I stand to support the Second Reading of this Bill, particularly the abolition of section 21 no-fault evictions. It falls to my right hon. Friend the Secretary of State to introduce a Bill that will fulfil the hopes of the former Member for Surrey Heath to abolish section 21 evictions, which are the sole cause of crisis for homeless families right across our country.
We currently have 117,450 families in temporary accommodation, including 151,630 children and—disgracefully—more than 20,000 babies under the age of one. That comes at a cost to the British taxpayer of £1.6 billion a year—all of it public money badly spent; all of it undermining the finances of local authorities of all sizes and in every part of this country.
What bothers me most, however, is the families who present to me in my Mitcham and Morden constituency who are going through a section 21 eviction and know that temporary accommodation is on its way. Merton is a small south-west London borough and does not face the pressure that many others do, but those families know that they are going to be placed tens of miles away, if not hundreds of miles away, from their families and support networks.
On the point about temporary accommodation, does my hon. Friend agree that there is something perverse in this broken market when a family is faced with an eviction notice and a local authority has to rehouse them again in the private sector, costing the taxpayer more money?

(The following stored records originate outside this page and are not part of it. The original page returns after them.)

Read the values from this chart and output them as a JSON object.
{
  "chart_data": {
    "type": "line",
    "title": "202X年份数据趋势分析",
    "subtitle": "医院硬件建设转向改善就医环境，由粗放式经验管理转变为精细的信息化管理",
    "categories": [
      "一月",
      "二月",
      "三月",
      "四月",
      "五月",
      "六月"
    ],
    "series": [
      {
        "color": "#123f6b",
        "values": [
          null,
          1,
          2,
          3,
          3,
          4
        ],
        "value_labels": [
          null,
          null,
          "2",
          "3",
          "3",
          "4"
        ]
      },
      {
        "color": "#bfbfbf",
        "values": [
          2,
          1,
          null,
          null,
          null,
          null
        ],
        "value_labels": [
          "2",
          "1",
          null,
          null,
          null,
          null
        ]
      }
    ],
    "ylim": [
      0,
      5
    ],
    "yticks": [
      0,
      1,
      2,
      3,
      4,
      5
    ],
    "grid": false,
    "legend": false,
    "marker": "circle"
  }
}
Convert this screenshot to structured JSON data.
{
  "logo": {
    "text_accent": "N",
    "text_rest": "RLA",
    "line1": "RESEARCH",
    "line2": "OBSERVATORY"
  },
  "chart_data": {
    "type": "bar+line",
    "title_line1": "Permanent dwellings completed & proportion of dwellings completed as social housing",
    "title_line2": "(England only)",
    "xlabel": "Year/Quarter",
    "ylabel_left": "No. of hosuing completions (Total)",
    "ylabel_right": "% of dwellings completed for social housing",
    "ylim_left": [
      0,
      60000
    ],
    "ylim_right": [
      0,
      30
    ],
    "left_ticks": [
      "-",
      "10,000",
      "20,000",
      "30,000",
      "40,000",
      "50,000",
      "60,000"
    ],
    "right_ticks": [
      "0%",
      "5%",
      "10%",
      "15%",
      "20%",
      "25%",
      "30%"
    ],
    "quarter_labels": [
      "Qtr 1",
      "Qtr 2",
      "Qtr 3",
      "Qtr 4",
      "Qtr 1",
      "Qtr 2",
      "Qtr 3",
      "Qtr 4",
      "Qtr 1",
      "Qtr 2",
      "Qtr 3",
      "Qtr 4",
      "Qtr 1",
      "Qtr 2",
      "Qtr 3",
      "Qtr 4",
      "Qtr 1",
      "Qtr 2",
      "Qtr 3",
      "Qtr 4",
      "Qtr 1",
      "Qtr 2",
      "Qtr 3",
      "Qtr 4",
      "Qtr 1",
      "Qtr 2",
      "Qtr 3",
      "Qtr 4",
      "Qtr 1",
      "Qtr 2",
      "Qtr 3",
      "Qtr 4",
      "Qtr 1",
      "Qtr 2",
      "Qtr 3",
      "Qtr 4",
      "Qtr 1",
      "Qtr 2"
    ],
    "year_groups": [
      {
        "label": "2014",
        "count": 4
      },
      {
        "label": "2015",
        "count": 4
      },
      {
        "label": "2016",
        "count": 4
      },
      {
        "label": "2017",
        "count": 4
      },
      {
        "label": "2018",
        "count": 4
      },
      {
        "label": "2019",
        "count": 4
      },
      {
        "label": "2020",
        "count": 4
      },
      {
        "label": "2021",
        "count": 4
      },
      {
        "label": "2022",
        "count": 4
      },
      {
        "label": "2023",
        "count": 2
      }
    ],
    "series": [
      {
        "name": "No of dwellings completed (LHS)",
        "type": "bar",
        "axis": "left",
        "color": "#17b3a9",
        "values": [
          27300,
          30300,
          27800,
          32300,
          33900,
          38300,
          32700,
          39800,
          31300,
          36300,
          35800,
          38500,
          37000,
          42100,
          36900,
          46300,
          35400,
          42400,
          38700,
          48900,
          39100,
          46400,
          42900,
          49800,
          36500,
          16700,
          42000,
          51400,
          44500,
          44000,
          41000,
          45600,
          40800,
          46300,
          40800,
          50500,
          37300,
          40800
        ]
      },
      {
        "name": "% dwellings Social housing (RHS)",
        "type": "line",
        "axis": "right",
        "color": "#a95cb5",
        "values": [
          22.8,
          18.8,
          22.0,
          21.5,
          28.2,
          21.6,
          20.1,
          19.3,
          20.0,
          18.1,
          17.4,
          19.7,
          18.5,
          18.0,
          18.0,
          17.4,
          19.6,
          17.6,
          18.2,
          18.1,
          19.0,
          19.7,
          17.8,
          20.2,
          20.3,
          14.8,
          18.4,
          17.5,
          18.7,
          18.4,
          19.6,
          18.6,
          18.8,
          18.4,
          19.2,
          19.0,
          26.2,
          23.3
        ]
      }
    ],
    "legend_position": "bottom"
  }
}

I thank my hon. Friend for that intervention. Local authorities have to rehouse those families in identical accommodation, only in worse repair, because there are not the same legal provisions for temporary accommodation.
Children lose their places at school and their educational attainment falls, parents lose their employment, and babies die. We know through the work of Dr Laura Neilson, who works with me on the all-party parliamentary group for households in temporary accommodation, that between 2019 and 2023, 55 babies in temporary accommodation—in the 21st century, in the fifth biggest economy in the world—died for the want of a cot. Members right across the House know this, because we see the families and we talk to them, but most of our friends and neighbours would be shocked to the core that these things happen in our country.
I will give two examples from my last surgery. Mrs S is a nurse at St Helier hospital and Mr S works morning shifts at a local supermarket. They have three children, one of whom is non-verbal and has autism. Following a section 21 eviction from their home, they were placed 31 miles away from Merton, in Windsor—but only after they had spent eight hours in the reception of the civic centre and got their accommodation so late that when they turned up at Windsor, the estate agent was closed and they had nowhere to go. Mr S had to pay £300 for them to be in a hotel that night. Next day, when they turned up at the house, there were no beds, because nobody from the local authority—nobody from any local authority—checks the accommodation before the families move in. I say to hon. Members, “Don’t believe your local authority if they tell you they do, because they simply can’t do it.”
My second example is just in case anybody thinks this issue only affects families. Mr H has dementia. When he was evicted, he was placed 8 miles away, in Croydon. That is not far, but it caused South West London and St George’s Mental Health NHS Trust to remove him from its list and he lost the support he got from the geriatrician. We are doing these things to the most vulnerable people. That keeps me awake at night, and I think it should keep all of us awake at night.